Appeals Court Weighs Tribe's Quest for Casino Land

The Mashpee Wampanoag Tribe appealed after it was granted hundreds of acres of land in trust by the federal government before a judge overturned the decision

Tela Troge, right, a lawyer for the Shinnecock Indian Nation from Southampton, N.Y., speaks outside federal court Wednesday, Feb. 5, 2020, in Boston. She was in court with others, left, who came to support the Mashpee Wampanoag tribe at a hearing over land rights.
AP Photo/Philip Marcelo

A Native American tribe's long running effort to secure sovereign land for a casino in Massachusetts is now in the hands of a federal appeals court in Boston.

The U.S. Court of Appeals for the 1st Circuit heard arguments Wednesday in an appeal brought by the Mashpee Wampanoag Tribe, which was granted hundreds of acres of land in trust by the federal government before a judge overturned the decision in 2016.

The three-judge panel, which included retired U.S. Supreme Court Justice David Souter, pressed lawyers on the legal particulars of the case, but are expected to rule later.

Lawyers for the casino opponents declined to comment after the hearing, but tribe leaders said the case represents more than the promise of a new casino.

Uncertainty about the tribe's trust lands, which were declared a tribal reservation by the Obama administration, has also created funding problems and other complications for the tribe's government programs and services, said Cedric Cromwell, the tribe's chairman.

"We're hurting, and we've carried this burden for so long,'' he said. "We're just asking for justice. We want to live and provide for our elders and our children.''

The tribe and its supporters have said the case sets a dangerous precedent as it represents the first time in the modern era that a tribe has had trust lands stripped away.
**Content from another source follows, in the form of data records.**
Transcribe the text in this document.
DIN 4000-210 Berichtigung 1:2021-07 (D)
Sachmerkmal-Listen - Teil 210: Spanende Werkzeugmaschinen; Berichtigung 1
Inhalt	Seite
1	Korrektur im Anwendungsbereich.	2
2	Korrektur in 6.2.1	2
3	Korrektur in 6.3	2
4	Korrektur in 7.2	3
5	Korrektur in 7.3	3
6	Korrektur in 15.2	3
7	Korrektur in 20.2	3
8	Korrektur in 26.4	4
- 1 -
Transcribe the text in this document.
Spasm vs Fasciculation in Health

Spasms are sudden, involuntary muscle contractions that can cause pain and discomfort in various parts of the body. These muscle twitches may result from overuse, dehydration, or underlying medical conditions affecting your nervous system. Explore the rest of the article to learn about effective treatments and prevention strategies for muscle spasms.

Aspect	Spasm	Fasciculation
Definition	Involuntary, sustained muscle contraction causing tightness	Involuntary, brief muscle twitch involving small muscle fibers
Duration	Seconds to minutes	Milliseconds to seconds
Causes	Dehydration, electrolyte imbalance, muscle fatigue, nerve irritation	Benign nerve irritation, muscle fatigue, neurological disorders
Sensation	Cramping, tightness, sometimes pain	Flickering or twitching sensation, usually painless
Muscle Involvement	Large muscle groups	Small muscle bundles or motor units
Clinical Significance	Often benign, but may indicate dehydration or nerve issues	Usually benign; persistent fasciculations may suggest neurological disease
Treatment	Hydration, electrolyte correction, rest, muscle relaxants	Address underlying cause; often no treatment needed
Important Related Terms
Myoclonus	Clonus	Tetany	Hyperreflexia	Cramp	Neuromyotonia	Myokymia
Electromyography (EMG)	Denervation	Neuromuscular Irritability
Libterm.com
"It's about our tribal rights. The land that we live on. The blood and bones of our ancestors,'' Cromwell said. "We've never moved. We've always remained here. We should have our land intact. That's what it's really about.''

The Mashpee Wampanoag Tribe was granted 321 acres of land in trust in 2015 by then-President Barack Obama, a move that carved out the federally-protected land needed for the tribe to develop its planned $1 billion First Light casino, hotel and entertainment resort.

But a group of residents sued, arguing the federal government couldn't take land into trust for the tribe because it wasn't officially recognized as of June 1, 1934. That was the year the federal Indian Reorganization Act, which laid the foundation for modern federal Indian policy, became law.

The Cape Cod-based tribe, which traces its ancestry to the Native Americans that shared a fall harvest meal with the Pilgrims in 1621, wasn't federally recognized until 2007.

A federal judge in 2016 ruled in favor of the residents, sending the decision back to the Interior Department for reconsideration.

The tribe halted the casino project, which it had broken ground on in Taunton, a city south of Boston where some of its trust lands were located.

It was dealt a major blow in 2018, when Republican President Donald Trump reversed his Democratic predecessor's decision, a move the tribe is challenging in a separate federal case in D.C.

An effort to restore the tribe's lands through an act of Congress cleared the Democrat-led House last year, but its status remains uncertain in the Republican-controlled Senate.

President Trump has called on Republicans to reject the legislation, dismissing it as a ``special-interest casino bill'' backed by Massachusetts Sen. Elizabeth Warren, a Democratic presidential candidate.

Wednesday's court hearing was a largely semantic debate centered on whether the tribe can be considered ``Indian'' under the 1934 law.

The casino opponents argue the law clearly defines Indians as "all persons who are descendants of such members who were, on June 1, 1934, residing within the present boundaries of any Indian reservation.''

But the tribe argues the phrase "such members'' makes that definition ambiguous and open to other interpretations, an argument that judges seemed open to considering Wednesday. They asked lawyers for both sides to submit follow up briefs exploring potentially relevant cases.

The tribe also argued in its briefs that it has a long history of maintaining its "tribal identity, community and culture,'' including celebrating what's considered the first Thanksgiving with Pilgrims.

The casino opponents, in their legal briefs, countered that the tribe's appeal is moot now that the Trump administration has reversed the Obama-era land decision.